Come as a little child

I recall these words from time to time and dwell on them for reflection. Quotes taken out of context somehow become diminished because the value relates to the whole and written text usually gives a context by which the words find meaning.

The quote above has a certain expectation to it for me. Children soak in information , good and bad, like a sponge takes up water from any source surrounding it. Like the sponge, the brain of a child retains the nutrient-rich water for future use. This quote was spoken for many reasons not the least of which is the reality that children somehow carry unconsciously within themselves what we older generations see as hope. Presenting truth to children is critical. They take information, store it and draw on it for life. The younger a child is, the greater the potential for them to absorb.

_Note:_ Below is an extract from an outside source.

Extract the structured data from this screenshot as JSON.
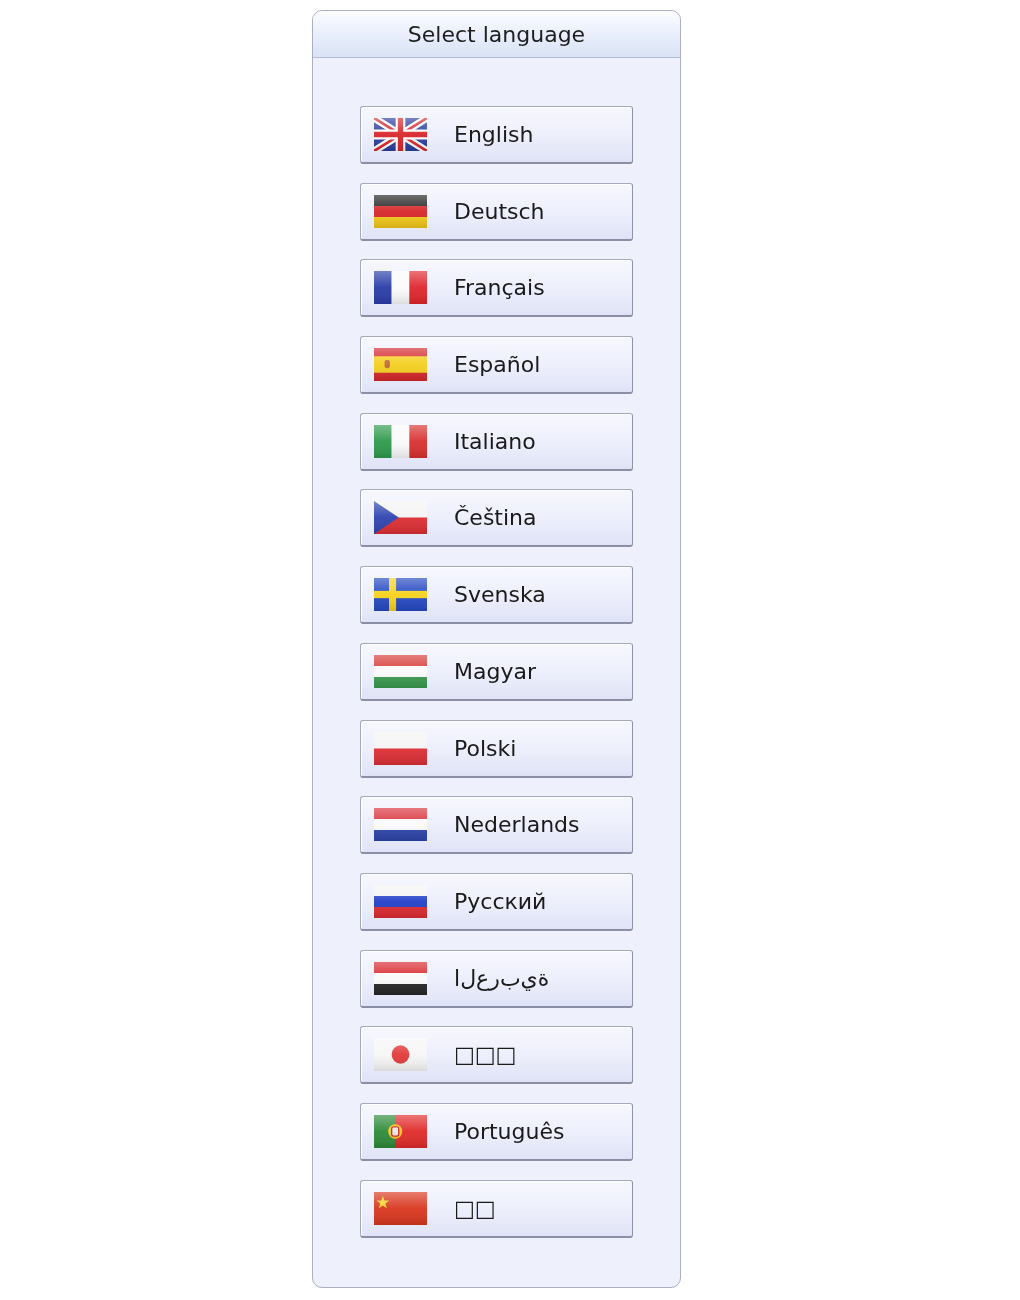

Becoming a child at 60 may not seem so easy. The body doesn’t quite flex the same and the mind seems less elastic too. I know, believe me. When students with silver hair stand around my bench on the first day of class there is a certain childlike innocence about them. An expectancy if you will that somehow, by an unknown grace, they are indeed translated back to a childhood dream to accomplish something they always wanted to but never could and it’s this ingredient that makes it possible for them to learn late what could not be learned at the perfect time in their life.

Sharpening a chisel seems a small thing to me, as is setting the plane, but without these simple concepts, woodworking by hand is impossible. This single one hour lesson transforms awkwardness into potential and even power. Hence the term, “Cutting-edge technology.” To be on the cutting edge is to be cutting through that which opposes progress to discover the yet unknown. I believe that to learn anything we must go back to being like children who somehow manage to know that that they don’t know.

My classroom is a workshop and my desk a workbench. Students young, old, men, women stand equalised by their lack. Gender and age seem diminished as they listen and watch my hands sharpen and my voice explain the simplicity that creates a cutting edge. The surface preparation of two obliquely opposed surfaces that unite along a definitive line to cut and sever wood. Inspired by what they see their spirits are heightened, they engage with the newfound knowledge and inside they are running and twirling, twisting and jumping as only a six-year old can. Becoming as a child, no matter the age, enables the disengaged and dormant side of the brain to begin working to its full potential. At first it seems sluggish. Bit like starting to run after a 30 year gap. The mind is willing, the body lacks. Exercise and training releases the chemicals in the brain and the dormant right side begins to grow in the sense that an emerging potency assumes its rightful place and intuition begins to replace mere logicality. In a few hours the chisels cut exactly to lines hitherto unknown. Accuracy and sharpness become heightened and a new genre woodworker is born.